Technology is a key driver of deals in Singapore and Indonesia 8:27 PM ET Mon, 11 Dec 2017 | 02:07
Many reports that track corporate deal-making have confirmed a global slowdown in 2017, but one country has bucked the trend, according to advisory firm Duff & Phelps.
Malaysia recorded $17.57 billion worth of mergers and acquisitions from 408 deals in 2017 — the highest level in five years, the latest Duff & Phelps's Transaction Trail report showed on Tuesday. Last year, Malaysia sealed 375 transactions worth $14.25 billion.
The increase in both M&A volume and value in the Southeast Asian country contrasted with the slowdown in global activity, Duff & Phelps said.

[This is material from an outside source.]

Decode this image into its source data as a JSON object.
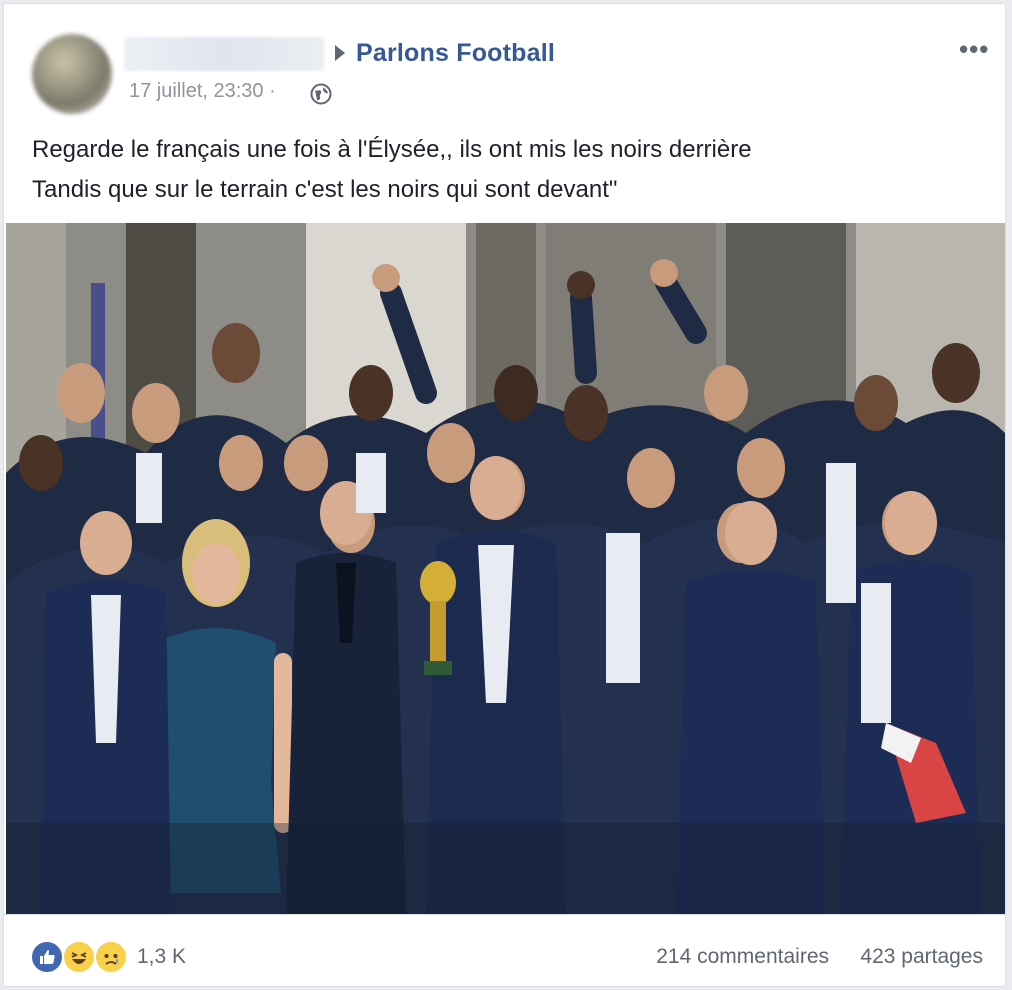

The firm's data show there were 36,718 transactions valued at $2.82 trillion in 2017, down from 40,305 deals worth $3.61 trillion the previous year.
"Globally, there's been a bit of a slowdown in M&A deal activity, PE (private equity) and VC (venture capital) investments as well. We've seen a bit of slowdown in China as well but we seem to be seeing an increase in Southeast Asia," Srividya Gopalakrishnan, managing director at Duff & Phelps, told CNBC.
Companies from China and Hong Kong, facing government restrictions on capital outflows, have turned to Southeast Asia for business opportunities, Gopalakrishnan added. That has helped to fuel activities in the region and is expected to continue into the next year.
Chinese and Hong Kong companies last year "did a lot of global acquisitions," she said. "Now they seem to be looking more at Southeast Asia, because the deal sizes aren't that big but they still give them great impetus for their own growth."